Sollinger v. McNeel

PER CURIAM.

This is an extradition proceeding in which the defendant-petitioner, Thomas Walter Sollinger, appeals from the denial of habeas corpus relief. We affirm. The defendant is charged in the State of Nevada with the crimes of supplying controlled substances *702[N.R.S. 453.321] and failure to appear after admission to bail [N.R.S. 199.335]. The charges relating to the supplying of controlled substances are supported by a transcript of a preliminary hearing which was held on November 29, 1977. The preliminary hearing resulted in a finding of probable cause on two counts in the information. The second charge, failure to appear after admission to bail, was supported by a sworn complaint accompanied by an arrest warrant.

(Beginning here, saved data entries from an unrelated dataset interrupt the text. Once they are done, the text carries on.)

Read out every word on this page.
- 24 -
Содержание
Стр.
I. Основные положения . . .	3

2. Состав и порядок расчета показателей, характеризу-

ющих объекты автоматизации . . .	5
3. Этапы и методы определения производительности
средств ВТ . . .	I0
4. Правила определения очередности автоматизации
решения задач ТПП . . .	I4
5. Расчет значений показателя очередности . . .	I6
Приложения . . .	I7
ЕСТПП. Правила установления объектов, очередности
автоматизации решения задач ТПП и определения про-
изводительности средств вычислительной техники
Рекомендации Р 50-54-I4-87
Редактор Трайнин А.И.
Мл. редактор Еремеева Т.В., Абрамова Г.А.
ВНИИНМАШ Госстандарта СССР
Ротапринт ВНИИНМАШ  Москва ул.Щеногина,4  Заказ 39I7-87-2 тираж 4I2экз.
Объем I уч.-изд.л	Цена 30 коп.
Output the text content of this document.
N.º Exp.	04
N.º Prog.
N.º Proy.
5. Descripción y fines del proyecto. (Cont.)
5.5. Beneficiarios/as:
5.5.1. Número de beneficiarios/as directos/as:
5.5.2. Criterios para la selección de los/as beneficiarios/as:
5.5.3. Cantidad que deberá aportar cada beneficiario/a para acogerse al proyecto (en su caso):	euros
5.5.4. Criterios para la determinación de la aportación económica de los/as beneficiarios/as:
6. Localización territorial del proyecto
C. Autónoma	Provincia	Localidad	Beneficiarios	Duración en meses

The defendant attacks the sufficiency of the extradition documents by alleging that the demand for extradition by the Governor of Nevada was not supported by an affidavit or by a copy of an affidavit made by a magistrate with a copy of the warrant issued thereon to substantiate the criminal charges against him. Section 16-19-104, C.R.S.1973 (1978 Repl.Vol. 8).1 The district court concluded that the documents which accompanied the demand for extradition for failure to appear after admission to bail were insufficient, but denied habeas corpus relief because the charges of supplying a controlled substance were supported by the documents required by section 16-19-104. It is not necessary for us to review the district court’s ruling on the charge of failure to appear after admission to bail, because the documents before the district court supported extradition on the controlled substance charges. People v. Baca, 193 Colo. 9, 562 P.2d 411 (1977); Jordan v. Cronin, 191 Colo. 550, 554 P.2d 1099 (1976). It is also beyond dispute that the Nevada court’s finding of probable cause is not subject to review by Colorado courts. Michigan v. Doran, 439 U.S. 282, 99 S.Ct. 530, 58 L.Ed.2d 521 (1978); Dietz v. Leach, 199 Colo. 293, 607 P.2d 993 (1980). An information, followed by a preliminary hearing and a finding of probable cause is the equivalent of an indictment and satisfies the requirements of section 16-19-104. Pippin v. Leach, 188 Colo. 385, 534 P.2d 1193 (1975).

The governor’s warrant from Nevada certified the supporting documents as authentic and establishes their validity. Keefer v. Leach, 198 Colo. 101, 597 P.2d 203 (1979). No evidence was presented which would overcome the presumption of validity as to the governor’s warrant or which would require relief in the nature of habeas corpus. Pigg v. Tinsley, 158 Colo. 160, 405 P.2d 687 (1965).

Accordingly, we affirm.

. Section 16-19-104:

“No demand for the extradition of a person charged with crime in another state shall be recognized by the governor unless in writing alleging, except in cases arising under section 16-19-107, that the accused was present in the demanding state at the time of the commission of the alleged crime, and that thereafter he fled from the state, and accompanied by a copy of an indictment found or by information supported by affidavit in the state having jurisdiction of the crime, or by a copy of an affidavit made before a magistrate there, together with a copy of any warrant which was issued thereupon, or by a copy of a judgment of conviction or of a sentence imposed in execution thereof, together with a statement by the executive authority of the demanding state that the person claimed has escaped from confinement or has broken the terms of his bail, probation, or parole. The indictment, information, or affidavit made before the magistrate must substantially charge the person demanded with having committed a crime under the law of that state; and the copy of indictment, information, affidavit, or judgment of conviction or sentence must be authenticated by the executive authority making the demand.”